Slick moves that impress you aren’t always mental. In my first job in Guyana, I was a Diesel apprentice at Booker’s Shipping. It was a drudge of a job, but the guys were a delight. One of them was a short half-Chinese engineer called, what else, Chin. He couldn’t have been much more than five feet tall, but handsome as the devil, and a rampant womanizer. I asked him once how he made out with the tall girls, and he said, “There ain’t no law against lying down.” Another slick operator in that shop was a tall, rangy blacksmith – I believe his name was Waldron – who would bring the whole mechanic shop to a halt with his musical hammering at the forge.

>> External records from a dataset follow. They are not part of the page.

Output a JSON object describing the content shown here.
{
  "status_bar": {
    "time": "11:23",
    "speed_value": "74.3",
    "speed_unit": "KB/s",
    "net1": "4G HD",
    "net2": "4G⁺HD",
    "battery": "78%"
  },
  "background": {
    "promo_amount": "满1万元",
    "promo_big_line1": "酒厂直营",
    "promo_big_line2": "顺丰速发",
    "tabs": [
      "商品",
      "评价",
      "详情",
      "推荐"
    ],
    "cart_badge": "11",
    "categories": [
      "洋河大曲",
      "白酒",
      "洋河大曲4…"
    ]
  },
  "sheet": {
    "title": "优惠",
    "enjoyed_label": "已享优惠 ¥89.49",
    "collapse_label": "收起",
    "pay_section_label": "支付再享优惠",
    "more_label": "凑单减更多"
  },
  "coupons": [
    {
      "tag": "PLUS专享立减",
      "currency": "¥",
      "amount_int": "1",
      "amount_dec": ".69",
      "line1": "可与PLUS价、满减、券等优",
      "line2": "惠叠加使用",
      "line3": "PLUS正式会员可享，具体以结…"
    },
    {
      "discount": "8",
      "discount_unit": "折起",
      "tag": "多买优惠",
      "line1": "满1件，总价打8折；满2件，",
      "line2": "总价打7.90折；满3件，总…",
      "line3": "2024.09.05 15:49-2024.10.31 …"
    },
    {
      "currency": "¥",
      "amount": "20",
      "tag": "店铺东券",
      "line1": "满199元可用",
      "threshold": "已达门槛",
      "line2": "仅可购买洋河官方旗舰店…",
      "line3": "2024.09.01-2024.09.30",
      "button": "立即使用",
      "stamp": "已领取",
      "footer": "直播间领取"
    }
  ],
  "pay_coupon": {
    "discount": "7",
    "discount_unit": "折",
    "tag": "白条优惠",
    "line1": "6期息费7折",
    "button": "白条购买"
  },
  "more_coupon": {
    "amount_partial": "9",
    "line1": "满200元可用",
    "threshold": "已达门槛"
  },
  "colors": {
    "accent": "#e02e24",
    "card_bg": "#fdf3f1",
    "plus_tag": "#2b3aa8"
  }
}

Waldron would have a piece of red-hot metal on the anvil, and his helper would be hitting it in slow measured blows with a sledge, like a bass drum, while Waldron, on the other side, would be raining blows with a small hammer on the metal, on the sledge, back and forth, like a masquerade kettle drum musician. It was captivating. Every time he did it, everybody stopped to listen. In fact, Mr Iles, the foreman, eventually banned Waldron’s slick musical show. “This is a mechanic shop; we come here to work, not dance.”
I had planned to tell you about a couple other slick moves I’ve seen, but I’m running out of space so that’s for bam bye. For now, Robb Street, I leave you with Forbes Burnham, Noel Agostini, Chin and blacksmith Waldron – each of them, in their own way, very slick movers.